Indeed, last week I witnessed something I never thought I'd see again: British Airways at the top of the FTSE 100 leaders board, with Vodafone not far behind. The dog share in the portfolio now is BSkyB, which slid last week on the back of pessimistic remarks by none other than Rupert Murdoch, doting father of James Murdoch, the chief executive of BSkyB. Well, with a Dad like that...
Those of us who are mere spectators in the crowd at the Murdoch family circus can only watch and wonder what is going on there. There's no clear picture as to how much the company's growth is really sustainable and how much is a matter of just "buying customers". The experts on whom I rely say one thing one month and another the next. I suppose they don't know, either. Maybe that's what they mean by "market sentiment". Anyway, it's fairly volatile regarding BSkyB at the moment, but I'm sticking with it, for now at least.
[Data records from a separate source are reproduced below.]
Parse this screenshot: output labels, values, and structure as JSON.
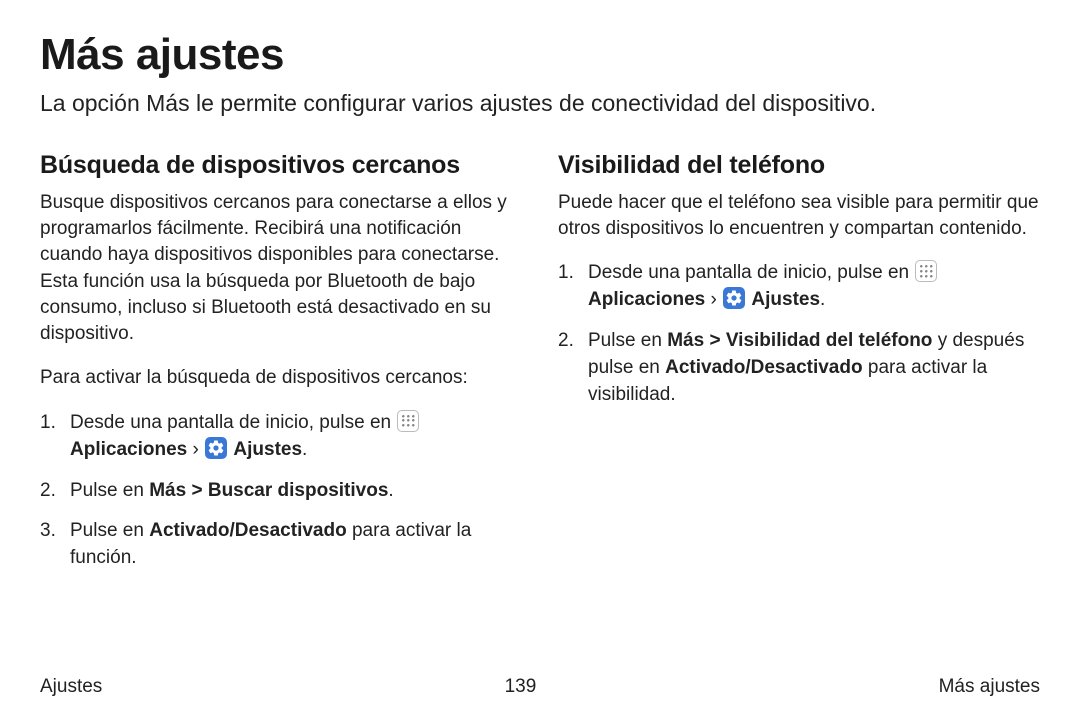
{
  "page_title": "Más ajustes",
  "intro": "La opción Más le permite configurar varios ajustes de conectividad del dispositivo.",
  "left": {
    "heading": "Búsqueda de dispositivos cercanos",
    "para": "Busque dispositivos cercanos para conectarse a ellos y programarlos fácilmente. Recibirá una notificación cuando haya dispositivos disponibles para conectarse. Esta función usa la búsqueda por Bluetooth de bajo consumo, incluso si Bluetooth está desactivado en su dispositivo.",
    "lead": "Para activar la búsqueda de dispositivos cercanos:",
    "step1_pre": "Desde una pantalla de inicio, pulse en ",
    "apps_label": "Aplicaciones",
    "settings_label": "Ajustes",
    "step2_pre": "Pulse en ",
    "step2_bold": "Más > Buscar dispositivos",
    "step3_pre": "Pulse en ",
    "step3_bold": "Activado/Desactivado",
    "step3_post": " para activar la función."
  },
  "right": {
    "heading": "Visibilidad del teléfono",
    "para": "Puede hacer que el teléfono sea visible para permitir que otros dispositivos lo encuentren y compartan contenido.",
    "step1_pre": "Desde una pantalla de inicio, pulse en ",
    "apps_label": "Aplicaciones",
    "settings_label": "Ajustes",
    "step2_pre": "Pulse en ",
    "step2_bold1": "Más > Visibilidad del teléfono",
    "step2_mid": " y después pulse en ",
    "step2_bold2": "Activado/Desactivado",
    "step2_post": " para activar la visibilidad."
  },
  "footer": {
    "left": "Ajustes",
    "center": "139",
    "right": "Más ajustes"
  },
  "glyphs": {
    "rangle": " › ",
    "period": "."
  }
}
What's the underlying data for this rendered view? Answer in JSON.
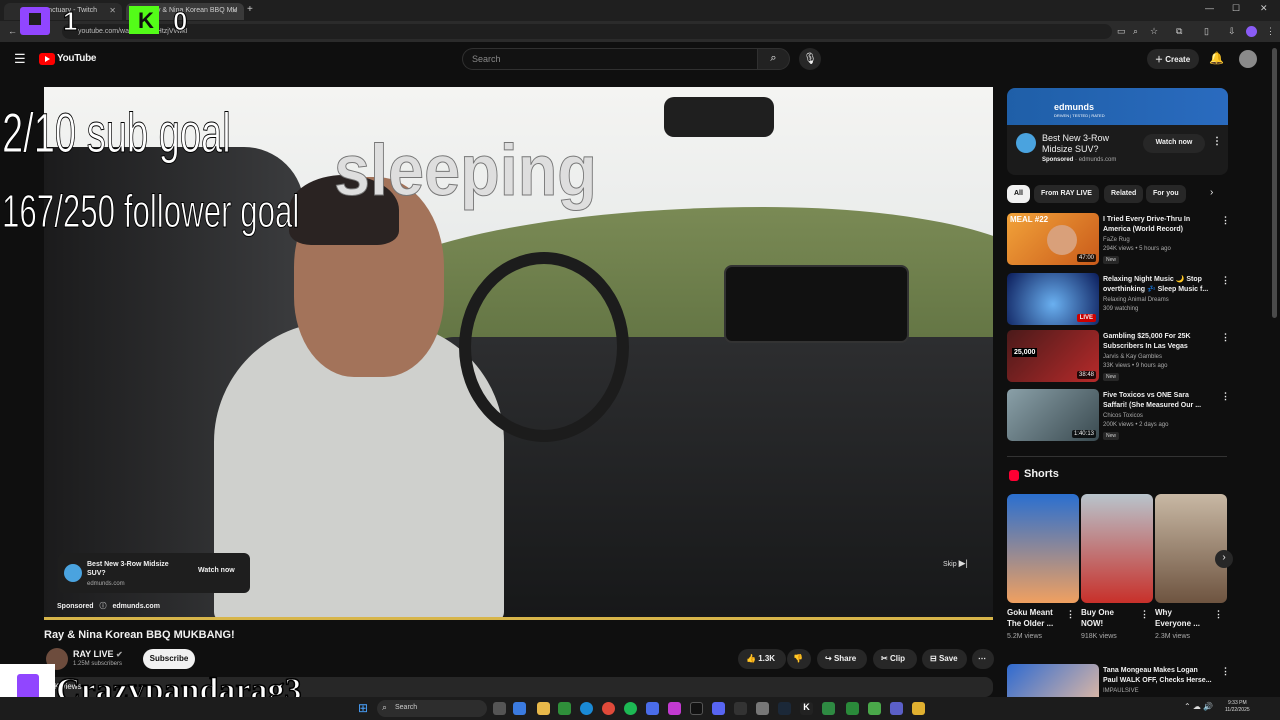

The sneaky little idea I now have in my mind is to buy Kazakhmys. This might seem crazy, because all the sensible thinking is that we're at the top of a mining stock boom (or bubble) and it can only be a matter of time before the Chinese economy catches a cold, America sneezes and the whole thing collapses.
Still, the long-term picture of emerging markets' growth and hunger for commodities should still be good and I'm a bit underweight on these stocks. All I have in the sector is a few shares in Rio Tinto I bought a long time ago and a small speculative holding in Falkland Oil and Gas. Both are showing very nice paper profits, but maybe the time has come to diversify a little more.
There's also the small matter of Borat. Those of us who emerged from cinemas weeping with laughter at Cultural Learnings of America for Make Benefit Glorious Nation of Kazakhstan (especially the naked wrestling scene) have a moral obligation to consider investing in the real Kazakhstan as well as mocking the fictitious one.
After all, we may think it's very funny, but the Government and the people of that central Asian republic do not seem to get the joke quite as easily.
The problem of course is that, in contrast to the poverty-case image projected by the Borat film, Kazakhmys shares are anything but cheap, and have been good value for some time. Despite my lack of faith in my own timing, I think I'll hold out and try to buy on a little weakness as it appears. All I hope is that my investment in Kazakhmys is quite as enjoyable as the Borat movie. Is naice!